Three New Research Papers Address LLM Efficiency Through Knowledge Fusion, Energy Analysis, and Compression

Researchers publish three arXiv papers tackling large language model optimization via skill fusion, energy-based interpretation, and rank-sparsity compression.

Three New Research Papers Address LLM Efficiency Through Knowledge Fusion, Energy Analysis, and Compression

Three new papers on arXiv explore different approaches to improving large language model (LLM) efficiency and capabilities.

Knowledge Fusion via Modular SkillPacks

According to arXiv paper 2505.18502v2, researchers are addressing “cross-capability transfer” in LLMs, which has applications in “multi-task integration, model compression, and continual learning.” The paper references previous works FuseLLM and FuseChat as having “demonstrated the potential” in this area, though the abstract excerpt ends before detailing the new approach.

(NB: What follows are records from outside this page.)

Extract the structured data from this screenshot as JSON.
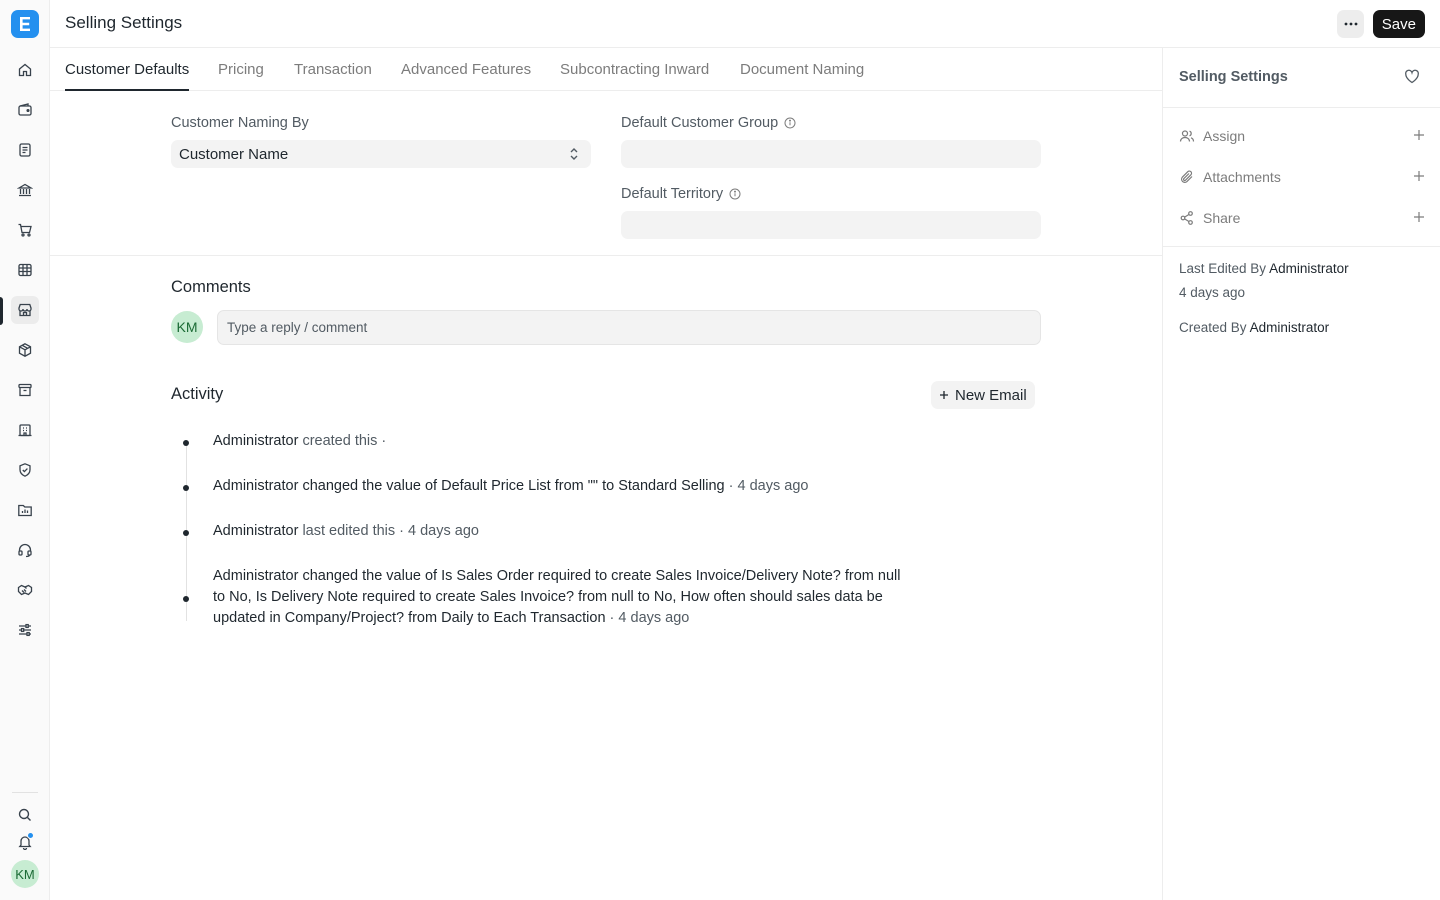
{
  "app": {
    "logo_letter": "E",
    "user_initials": "KM"
  },
  "rail": {
    "icons": [
      "home-icon",
      "wallet-icon",
      "document-icon",
      "bank-icon",
      "cart-icon",
      "table-icon",
      "store-icon",
      "package-icon",
      "archive-icon",
      "building-icon",
      "shield-icon",
      "folder-chart-icon",
      "headset-icon",
      "handshake-icon",
      "sliders-icon"
    ],
    "active_index": 6,
    "bottom_icons": [
      "search-icon",
      "bell-icon"
    ]
  },
  "header": {
    "title": "Selling Settings",
    "save_label": "Save"
  },
  "tabs": [
    {
      "label": "Customer Defaults",
      "active": true
    },
    {
      "label": "Pricing",
      "active": false
    },
    {
      "label": "Transaction",
      "active": false
    },
    {
      "label": "Advanced Features",
      "active": false
    },
    {
      "label": "Subcontracting Inward",
      "active": false
    },
    {
      "label": "Document Naming",
      "active": false
    }
  ],
  "form": {
    "customer_naming_by": {
      "label": "Customer Naming By",
      "value": "Customer Name"
    },
    "default_customer_group": {
      "label": "Default Customer Group",
      "value": ""
    },
    "default_territory": {
      "label": "Default Territory",
      "value": ""
    }
  },
  "comments": {
    "title": "Comments",
    "avatar_initials": "KM",
    "placeholder": "Type a reply / comment"
  },
  "activity": {
    "title": "Activity",
    "new_email_label": "New Email",
    "items": [
      {
        "parts": [
          {
            "text": "Administrator",
            "strong": true
          },
          {
            "text": " created this ·",
            "strong": false
          }
        ]
      },
      {
        "parts": [
          {
            "text": "Administrator changed the value of Default Price List from \"\" to ",
            "strong": true
          },
          {
            "text": "Standard Selling",
            "strong": true
          },
          {
            "text": " · 4 days ago",
            "strong": false
          }
        ]
      },
      {
        "parts": [
          {
            "text": "Administrator",
            "strong": true
          },
          {
            "text": " last edited this · 4 days ago",
            "strong": false
          }
        ]
      },
      {
        "parts": [
          {
            "text": "Administrator changed the value of Is Sales Order required to create Sales Invoice/Delivery Note? from ",
            "strong": true
          },
          {
            "text": "null",
            "strong": true
          },
          {
            "text": " to ",
            "strong": true
          },
          {
            "text": "No",
            "strong": true
          },
          {
            "text": ", Is Delivery Note required to create Sales Invoice? from ",
            "strong": true
          },
          {
            "text": "null",
            "strong": true
          },
          {
            "text": " to ",
            "strong": true
          },
          {
            "text": "No",
            "strong": true
          },
          {
            "text": ", How often should sales data be updated in Company/Project? from ",
            "strong": true
          },
          {
            "text": "Daily",
            "strong": true
          },
          {
            "text": " to ",
            "strong": true
          },
          {
            "text": "Each Transaction",
            "strong": true
          },
          {
            "text": " · 4 days ago",
            "strong": false
          }
        ]
      }
    ]
  },
  "sidebar": {
    "title": "Selling Settings",
    "assign_label": "Assign",
    "attachments_label": "Attachments",
    "share_label": "Share",
    "last_edited_prefix": "Last Edited By",
    "last_edited_by": "Administrator",
    "last_edited_time": "4 days ago",
    "created_prefix": "Created By",
    "created_by": "Administrator"
  }
}
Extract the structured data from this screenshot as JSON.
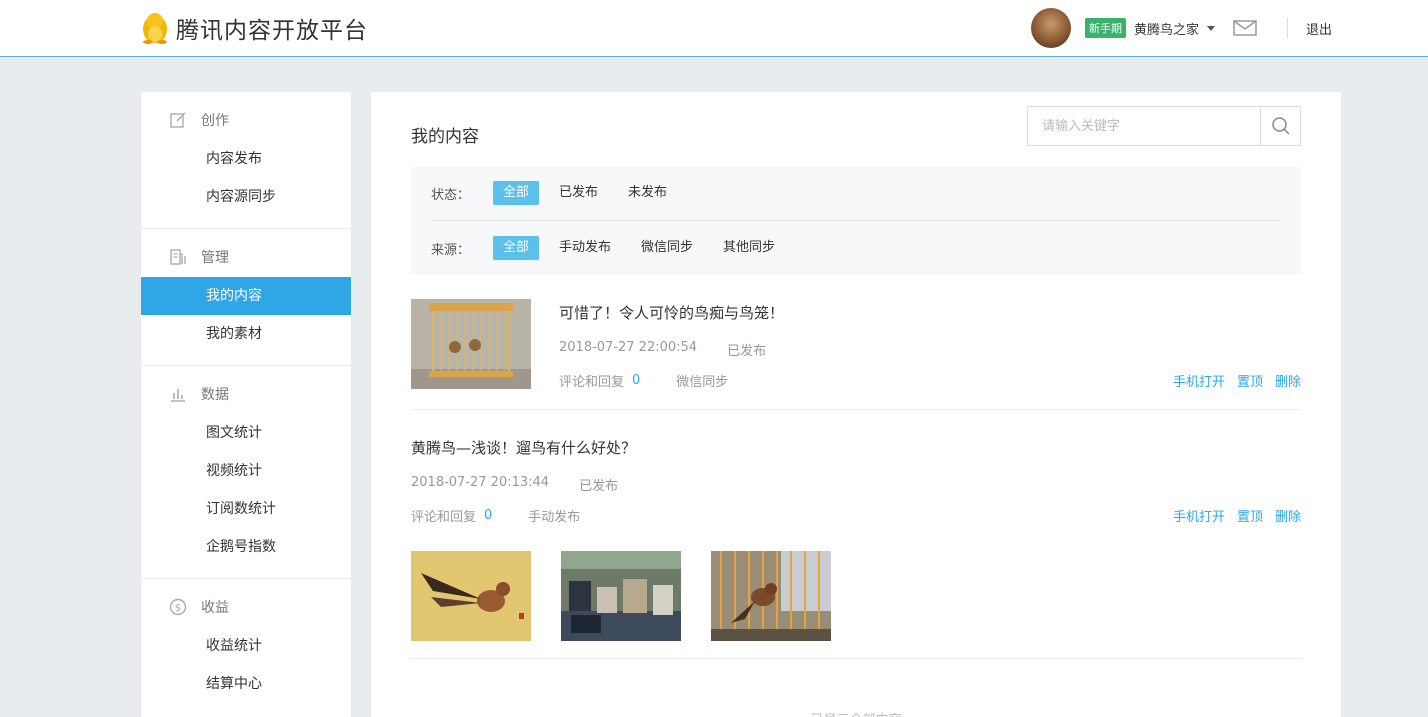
{
  "header": {
    "logo_text": "腾讯内容开放平台",
    "badge": "新手期",
    "username": "黄腾鸟之家",
    "logout": "退出"
  },
  "sidebar": {
    "groups": [
      {
        "title": "创作",
        "icon": "edit-icon",
        "items": [
          "内容发布",
          "内容源同步"
        ]
      },
      {
        "title": "管理",
        "icon": "manage-icon",
        "items": [
          "我的内容",
          "我的素材"
        ]
      },
      {
        "title": "数据",
        "icon": "chart-icon",
        "items": [
          "图文统计",
          "视频统计",
          "订阅数统计",
          "企鹅号指数"
        ]
      },
      {
        "title": "收益",
        "icon": "dollar-icon",
        "items": [
          "收益统计",
          "结算中心"
        ]
      }
    ],
    "active_item": "我的内容"
  },
  "main": {
    "title": "我的内容",
    "search_placeholder": "请输入关键字",
    "filters": {
      "status_label": "状态：",
      "status_options": [
        "全部",
        "已发布",
        "未发布"
      ],
      "source_label": "来源：",
      "source_options": [
        "全部",
        "手动发布",
        "微信同步",
        "其他同步"
      ]
    },
    "articles": [
      {
        "title": "可惜了！令人可怜的鸟痴与鸟笼！",
        "datetime": "2018-07-27 22:00:54",
        "status": "已发布",
        "comments_label": "评论和回复",
        "comments_count": "0",
        "source": "微信同步",
        "actions": [
          "手机打开",
          "置顶",
          "删除"
        ]
      },
      {
        "title": "黄腾鸟—浅谈！遛鸟有什么好处？",
        "datetime": "2018-07-27 20:13:44",
        "status": "已发布",
        "comments_label": "评论和回复",
        "comments_count": "0",
        "source": "手动发布",
        "actions": [
          "手机打开",
          "置顶",
          "删除"
        ]
      }
    ],
    "footer_note": "已显示全部内容"
  },
  "colors": {
    "accent": "#2fa7e6",
    "chip_active": "#5cc1ea",
    "badge": "#37b36a"
  }
}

Energy-Based Model Interpretation

ArXiv paper 2602.18671v2 presents a novel interpretation of LLM architectures. According to the paper, researchers “reinterpret the final Large Language Model (LLM) softmax classifier as an Energy-Based Model (EBM).” This approach “decompos[es] the sequence-to-sequence probability chain into multiple interacting EBMs at inference,” allowing researchers to track what they term “spilled energy” during the inference process.

Compression Through Rank and Sparsity

The third paper (arXiv 2505.03801v2) focuses on LLM compression using “low-rank and sparse composite approximation.” According to the abstract, this approach is described as “a natural idea to compress Large Language Models,” though the researchers acknowledge it “faces two primary challenges that adversely affect the performance of existing methods.”

All three papers represent updated versions (v2) of previously posted research.